Fed up with enduring abdominal cramps for over a week, a 37-year-old woman from the French island of Réunion, east of Madagascar, sought relief at a hospital emergency department, only to uncover that she was, indeed, pregnant.

Subsequent scans unveiled an unexpected revelation. Despite a 23-week-old baby joyfully kicking inside the woman’s body, her uterus appeared entirely vacant. Instead, the fetus had securely attached itself to the membrane lining the abdominal cavity, just above the mother’s tailbone.

Recognizing the scenario as a situation of abdominal ectopic pregnancy, the woman’s medical team redirected her to a more suitable hospital. At 29 weeks, the baby was delivered through surgery and placed into neonatal intensive care. Approximately two months after birth, the child received medical clearance to go home.

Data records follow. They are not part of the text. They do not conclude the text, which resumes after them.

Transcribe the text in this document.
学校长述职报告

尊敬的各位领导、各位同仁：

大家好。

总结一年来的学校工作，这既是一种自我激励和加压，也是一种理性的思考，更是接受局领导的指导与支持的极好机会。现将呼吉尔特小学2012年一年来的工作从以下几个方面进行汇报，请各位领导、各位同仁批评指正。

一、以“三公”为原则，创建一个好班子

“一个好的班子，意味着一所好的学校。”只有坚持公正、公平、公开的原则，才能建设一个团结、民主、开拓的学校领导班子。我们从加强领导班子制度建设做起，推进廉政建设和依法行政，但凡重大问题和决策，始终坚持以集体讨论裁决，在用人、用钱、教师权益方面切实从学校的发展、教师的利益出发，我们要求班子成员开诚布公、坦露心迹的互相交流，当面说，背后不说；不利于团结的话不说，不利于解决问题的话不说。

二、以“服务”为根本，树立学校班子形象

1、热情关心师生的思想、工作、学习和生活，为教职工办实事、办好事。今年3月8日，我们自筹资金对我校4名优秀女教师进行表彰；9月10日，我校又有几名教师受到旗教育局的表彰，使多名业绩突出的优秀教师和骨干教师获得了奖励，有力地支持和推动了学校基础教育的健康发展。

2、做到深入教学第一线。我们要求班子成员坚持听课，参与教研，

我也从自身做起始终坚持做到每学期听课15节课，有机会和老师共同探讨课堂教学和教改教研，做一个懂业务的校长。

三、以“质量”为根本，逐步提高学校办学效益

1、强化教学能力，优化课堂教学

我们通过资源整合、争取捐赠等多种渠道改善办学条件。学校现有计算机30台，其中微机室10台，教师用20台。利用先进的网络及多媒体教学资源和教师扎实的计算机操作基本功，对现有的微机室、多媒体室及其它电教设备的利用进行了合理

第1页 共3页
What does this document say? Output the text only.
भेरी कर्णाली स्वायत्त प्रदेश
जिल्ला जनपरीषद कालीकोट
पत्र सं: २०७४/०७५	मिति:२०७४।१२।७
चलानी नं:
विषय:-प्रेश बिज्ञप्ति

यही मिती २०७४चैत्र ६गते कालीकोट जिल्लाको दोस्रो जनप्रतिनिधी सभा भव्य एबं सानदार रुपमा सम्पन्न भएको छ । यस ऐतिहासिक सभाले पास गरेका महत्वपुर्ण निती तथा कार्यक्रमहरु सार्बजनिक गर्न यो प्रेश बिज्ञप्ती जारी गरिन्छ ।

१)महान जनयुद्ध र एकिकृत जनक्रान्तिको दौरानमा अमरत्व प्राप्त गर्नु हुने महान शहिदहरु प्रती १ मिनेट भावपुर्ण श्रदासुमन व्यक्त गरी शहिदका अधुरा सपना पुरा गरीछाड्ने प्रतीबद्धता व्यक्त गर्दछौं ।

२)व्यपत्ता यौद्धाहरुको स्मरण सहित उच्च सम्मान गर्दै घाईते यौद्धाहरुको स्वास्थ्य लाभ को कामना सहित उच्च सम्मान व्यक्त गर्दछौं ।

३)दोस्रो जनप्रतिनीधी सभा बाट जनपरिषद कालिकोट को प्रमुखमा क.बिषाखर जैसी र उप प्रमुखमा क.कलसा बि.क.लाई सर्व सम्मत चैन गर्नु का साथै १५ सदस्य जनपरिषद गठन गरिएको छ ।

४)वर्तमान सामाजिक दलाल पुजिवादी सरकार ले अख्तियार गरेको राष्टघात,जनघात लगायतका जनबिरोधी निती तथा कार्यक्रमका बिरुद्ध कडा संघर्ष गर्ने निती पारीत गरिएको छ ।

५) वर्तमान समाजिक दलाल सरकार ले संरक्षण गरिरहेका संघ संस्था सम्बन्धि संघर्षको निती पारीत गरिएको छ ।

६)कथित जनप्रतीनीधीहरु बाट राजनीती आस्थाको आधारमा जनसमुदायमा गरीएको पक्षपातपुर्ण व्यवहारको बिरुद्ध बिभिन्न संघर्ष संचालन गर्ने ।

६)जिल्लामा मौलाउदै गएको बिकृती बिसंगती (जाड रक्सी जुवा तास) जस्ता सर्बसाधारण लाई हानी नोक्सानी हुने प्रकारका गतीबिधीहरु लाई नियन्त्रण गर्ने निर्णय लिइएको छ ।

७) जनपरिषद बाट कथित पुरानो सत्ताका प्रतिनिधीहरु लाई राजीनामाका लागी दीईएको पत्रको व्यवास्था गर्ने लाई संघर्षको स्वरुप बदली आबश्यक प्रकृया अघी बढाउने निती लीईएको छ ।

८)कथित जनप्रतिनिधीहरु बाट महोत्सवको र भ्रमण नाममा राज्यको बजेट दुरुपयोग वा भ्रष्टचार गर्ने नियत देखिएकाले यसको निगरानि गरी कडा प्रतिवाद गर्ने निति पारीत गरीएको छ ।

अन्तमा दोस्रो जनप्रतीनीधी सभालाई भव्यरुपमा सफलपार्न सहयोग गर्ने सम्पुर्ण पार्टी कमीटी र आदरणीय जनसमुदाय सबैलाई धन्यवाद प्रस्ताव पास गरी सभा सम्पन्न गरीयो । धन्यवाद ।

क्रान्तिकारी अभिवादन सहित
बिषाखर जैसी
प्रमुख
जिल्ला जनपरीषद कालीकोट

The uterus is an intricately designed wonder of biology, evolved to safeguard and nurture a fertilized egg until the fetus reaches the strength to withstand the external environment.

In approximately one in every hundred pregnancies, the fertilized egg takes an entirely different path, choosing to bypass the womb’s nurturing environment and instead embedding itself into less conducive tissue for its development.

Most ectopic pregnancies attach themselves to the lining of one of the two fallopian tubes that transport ova from the ovaries, leading to a potentially life-threatening situation if the embryo continues to grow. Without appropriate medical intervention, up to 10 percent of such pregnancies may result in the loss of both the parent’s and the child’s lives.

However, in fewer than one percent of ectopic pregnancies, the newly developed embryo moves out of the internal environment of the uterus and into the abdominal cavity. There, it finds a place against the peritoneal membrane, spleen, or another tissue or organ, establishing itself and forming a placenta.

Interestingly, this configuration doesn’t always have an immediate negative impact on the embryo. However, over time, the increasing weight of the growing child and the pressure from surrounding organs present risks to both the child’s development and the health of the parent.

Maternal mortality beyond 20 weeks of gestation can occur in nearly one in five cases, leading to shock, hemorrhaging, and multiple organ failure, as outlined in this study.

For the woman in this case, a prompt visit to the emergency department likely saved her life. An ultrasound and MRI revealed that while her uterus’s lining was fully prepared to support a growing embryo, there was no embryo present.

Arrow pointing to a 23-week-old fetus growing outside and above its mother’s uterus (asterisked) (Gorincour, et al., NEJM)

Although the placenta’s arteries were blocked and a portion of the organ was extracted during the surgery to deliver her child, it required a subsequent procedure 12 days later to meticulously remove the remaining tissue.

The precise factors triggering embryos to undergo such rare and unconventional migrations remain unclear. Research on ectopic pregnancies, in general, suggests a history of previous cases could elevate the risk of recurrence, while certain sexually transmitted infections, endometriosis, and pelvic inflammatory disease may also contribute to the phenomenon.

According to a case study, the patient, who has had two full-term vaginal deliveries, one miscarriage, and no prior surgeries or relevant infections, lacks a medical history that might shed light on the reasons behind her unusual pregnancy.

As per the case study, both the mother and the child were in relatively good health upon leaving the tertiary care hospital where the baby was delivered – a rare positive outcome for a severe medical condition that impacts only a small fraction of all pregnancies.

Although the patients were lost to follow-up, we can imagine they both went home with one incredible story to tell.

This case study was featured in the New England Medical Journal.